One of the easiest comfort foods to serve is steaming hot, baked spaghetti squash.
Available year-round, spaghetti squash, with its deep gold fruit, provides folic acid, potassium, vitamin A and beta-carotene. It averages only 42 calories per 1-cup serving.
Bright rays of sunshine burst out of a cooked spaghetti squash. The long, intensely yellow strands of squash are easier to prepare than pasta. Tossing a football-sized squash in the oven is about as complicated as it gets. Most people will be proper and slice a spaghetti squash in half, clean out the seeds, then place it on a pan and cook it at 400 degrees for 45 minutes.
If you remove the seeds, don't throw them away. Roast seeds the same way as pumpkin seeds: Spread lightly buttered seeds on a baking sheet and roast in a 300-degree oven for 45 minutes.
Spaghetti squash substitutes for noodles in many dishes. It doesn't taste like pasta, but it makes a fun, interesting alternative to a tired routine. Use your favorite pasta sauce, meatballs and garlic bread. Fork strings of golden goodness into a bowl and toss with a little olive oil and basil and perhaps some Parmesan cheese. Or eat it just as it is, subtly sweet and slightly crunchy.
Squash doesn't really need a lot of covering up. For example, a really good butternut squash already tastes buttery and sweet, so sweet it can take you back to childhood.
Acorn squash is another simple comfort food—cut it half, bake and serve in its own bowl. Clean up is easy and organic.
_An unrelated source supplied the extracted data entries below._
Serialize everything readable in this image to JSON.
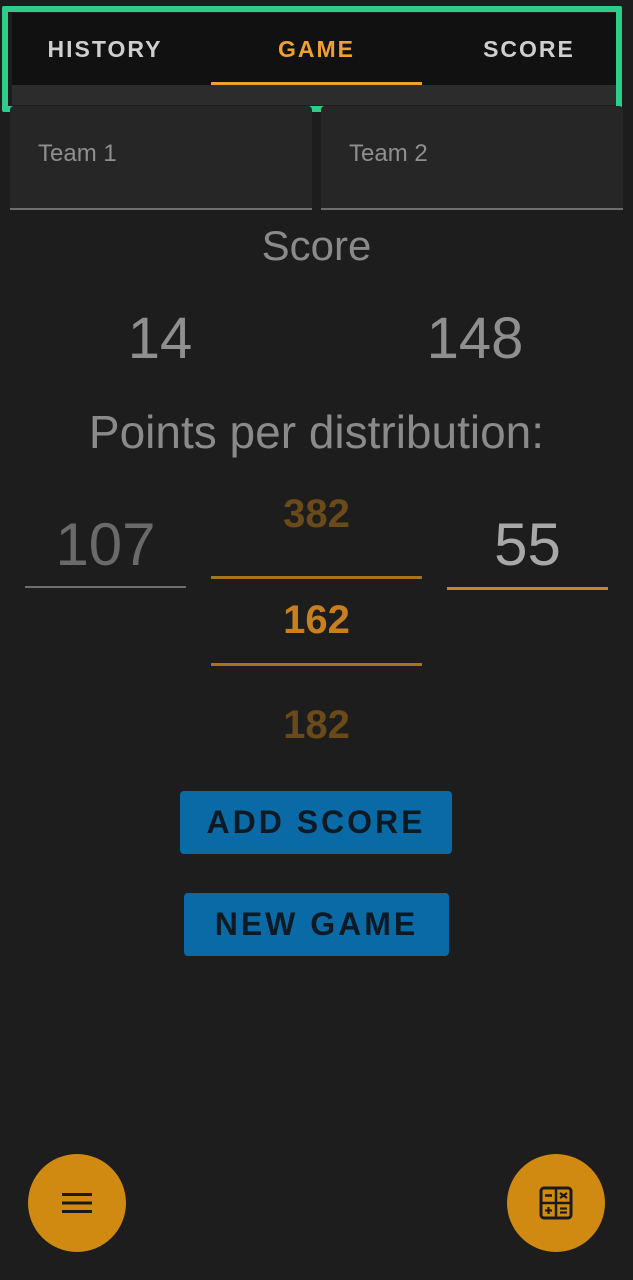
{
  "tabs": {
    "history": "HISTORY",
    "game": "GAME",
    "score": "SCORE"
  },
  "teams": {
    "team1_label": "Team 1",
    "team2_label": "Team 2"
  },
  "score": {
    "title": "Score",
    "team1": "14",
    "team2": "148"
  },
  "distribution": {
    "title": "Points per distribution:",
    "team1_value": "107",
    "team2_value": "55",
    "picker": {
      "above": "382",
      "selected": "162",
      "below": "182"
    }
  },
  "buttons": {
    "add_score": "ADD SCORE",
    "new_game": "NEW GAME"
  },
  "fabs": {
    "menu_icon": "menu-icon",
    "calculator_icon": "calculator-icon"
  },
  "colors": {
    "accent": "#f0a030",
    "button": "#0a6aa6",
    "fab": "#d08a12"
  }
}
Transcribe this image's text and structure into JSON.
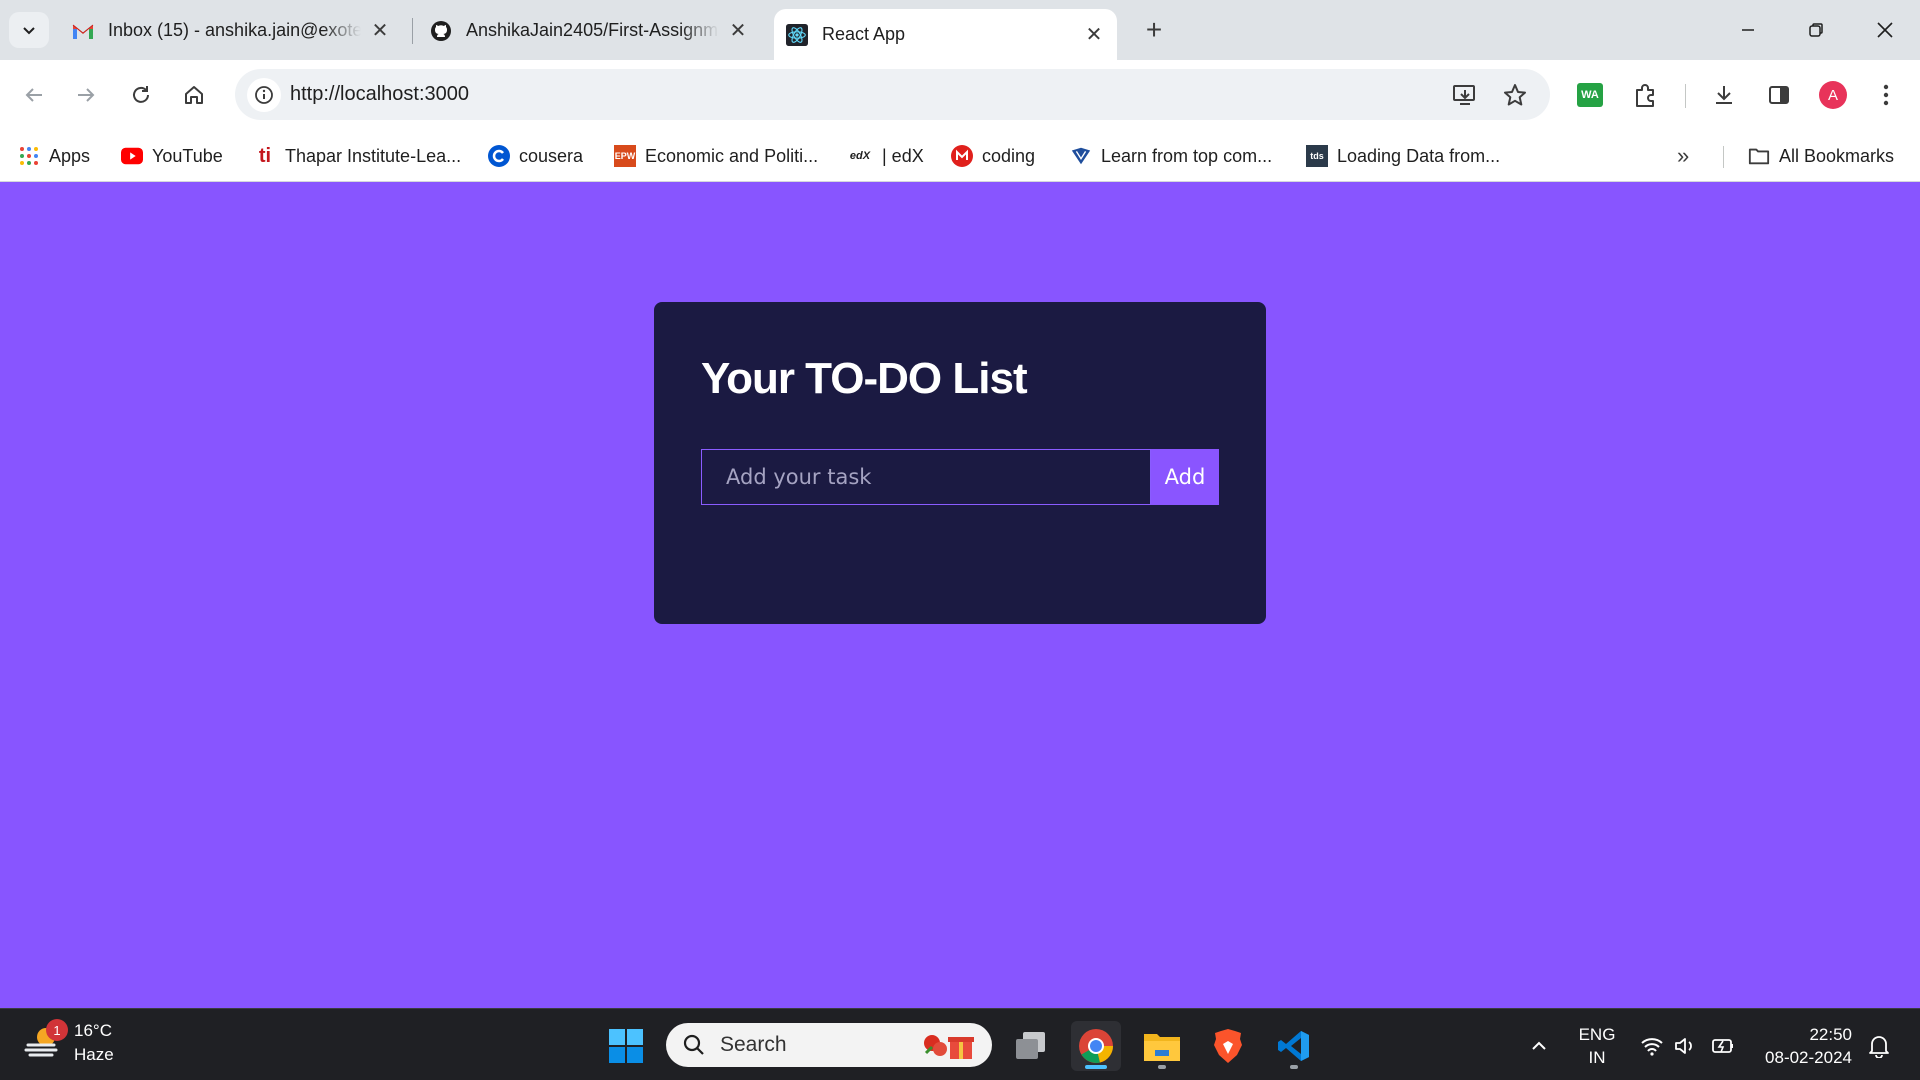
{
  "browser": {
    "tabs": [
      {
        "title": "Inbox (15) - anshika.jain@exotel.in",
        "icon": "gmail-icon"
      },
      {
        "title": "AnshikaJain2405/First-Assignment",
        "icon": "github-icon"
      },
      {
        "title": "React App",
        "icon": "react-icon",
        "active": true
      }
    ],
    "address": "http://localhost:3000",
    "extension_wa": "WA",
    "profile_initial": "A",
    "bookmarks": [
      {
        "label": "Apps",
        "icon": "apps-grid-icon"
      },
      {
        "label": "YouTube",
        "icon": "youtube-icon"
      },
      {
        "label": "Thapar Institute-Lea...",
        "icon": "thapar-icon"
      },
      {
        "label": "cousera",
        "icon": "coursera-icon"
      },
      {
        "label": "Economic and Politi...",
        "icon": "epw-icon"
      },
      {
        "label": "| edX",
        "icon": "edx-icon"
      },
      {
        "label": "coding",
        "icon": "coding-icon"
      },
      {
        "label": "Learn from top com...",
        "icon": "learn-icon"
      },
      {
        "label": "Loading Data from...",
        "icon": "tds-icon"
      }
    ],
    "all_bookmarks": "All Bookmarks"
  },
  "page": {
    "title": "Your TO-DO List",
    "input_placeholder": "Add your task",
    "add_label": "Add"
  },
  "taskbar": {
    "weather_temp": "16°C",
    "weather_desc": "Haze",
    "weather_badge": "1",
    "search_label": "Search",
    "lang_top": "ENG",
    "lang_bottom": "IN",
    "time": "22:50",
    "date": "08-02-2024"
  },
  "colors": {
    "page_bg": "#8855ff",
    "card_bg": "#1b1a42",
    "accent": "#8a55ff"
  }
}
Besides being so darn easy and healthy, squash is a native Mississippi food. It's been a staple of southern diets as long as beans, corn and tomatoes. It's also affordable. You can get a lot of squash for just $1. And while many cookbooks refer to this vegetable as a side dish, consider making it the main dish.
If you can't eat it all, don't worry: Squash freezes well and will wait to comfort you again.